Baju Baru Lebaran, Haruskah?

27 Maret 2024   10:58 Diperbarui: 27 Maret 2024   11:18 305
+
Laporkan Konten
Laporkan Akun
Kompasiana adalah platform blog. Konten ini menjadi tanggung jawab bloger dan tidak mewakili pandangan redaksi Kompas.
Lihat foto
Baju Baru Lebaran, Haruskah?
Membeli Baju (Kompas.com)

Baju baru Alhamdulillah 

Tuk dipakai di hari raya 

Tak punya pun tak apa-apa

Masih ada baju yang lama

BEGITULAH sebuah syair lagu yang populer sejak 1997 dan sampai saat ini masih sering diputar ketika momentum menjelang Idul Fitri atau Lebaran. Lagu yang dinyanyikan oleh Dea Ananda, penyanyi cilik ketika itu, yang sesungguhnya penuh dengan pesan moral dan anjuran kebajikan.

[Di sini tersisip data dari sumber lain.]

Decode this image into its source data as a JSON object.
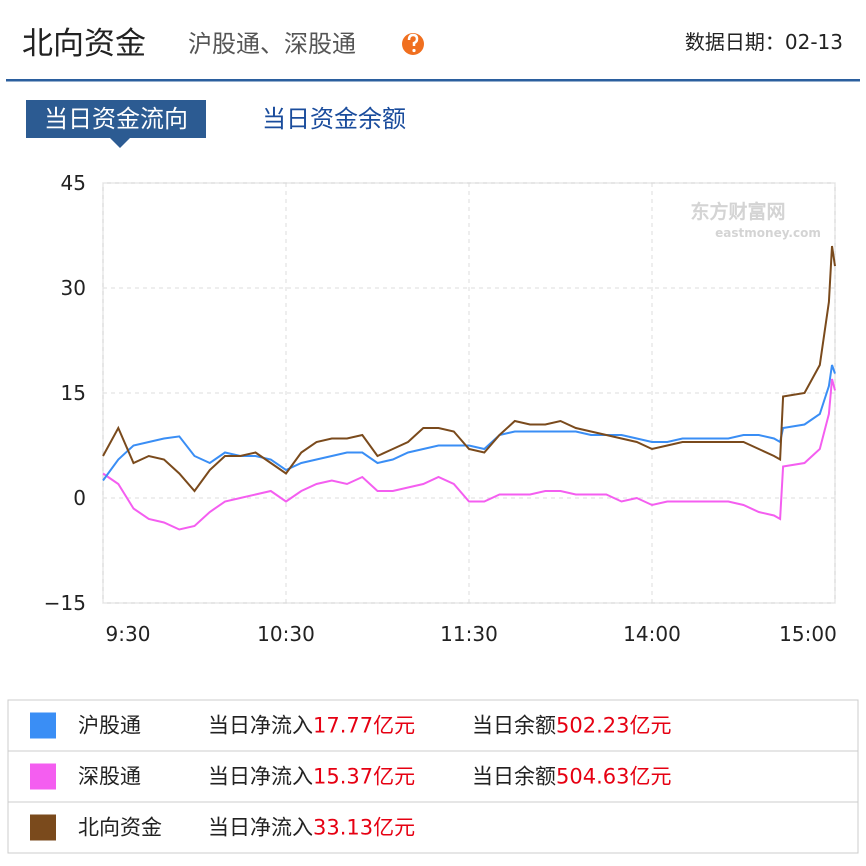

Puasa Ramadan sekarang ini memang baru setengah bulan kita jalani, namun suasana pasar dan juga suasana hati penuh kegembiraan menjelang Lebaran mulai terasa. Saat menjelang Lebaran ada satu hal yang tak boleh dilupakan yaitu tradisi membeli baju baru. Bagi sebagian banyak orang, baju baru bukanlah sekadar pakaian biasa, melainkan simbol kebahagiaan dalam menyambut hari kemenangan.

Di Indonesia, tradisi membeli baju baru untuk Lebaran sudah menjadi bagian dari budaya sejak zaman dahulu. Setiap tahun, para pedagang pakaian mulai menyiapkan koleksi terbaik mereka dan menawarkan kepada masyarakat dengan berbagai desain dan model yang menarik. Para pembeli pun tak kalah antusias, mulai dari anak-anak sampai orang dewasa, semua ingin tampil istimewa di hari yang juga istimewa ini.

Memakai baju baru saat Lebaran bukan hanya sekadar untuk bergaya atau semata-mata mengikuti tren. Lebaran juga merupakan momentum penting untuk bersilaturahim dengan keluarga dan teman-teman. Dengan berpenampilan baru, barangkalai akan membuat lebih percaya diri dan bahagia dalam bertamu atau sebaliknya menyambut tamu yang datang berkunjung.

Dalam konteks ekonomi membeli baju baru setidaknya bisa mendorong perputaran uang karena adanya transaksi jual beli. Survei yang dilakukan oleh Populix pada 2022 lalu bahwa sebanyak 43% responden mempersiapkan Ramadan dengan membeli baju baru, dimana angka ini lebih tinggi dibanding dengan yang mempersiapkan Ramadan dengan membeli perlengkapan sholat yang sebanyak 30% responden.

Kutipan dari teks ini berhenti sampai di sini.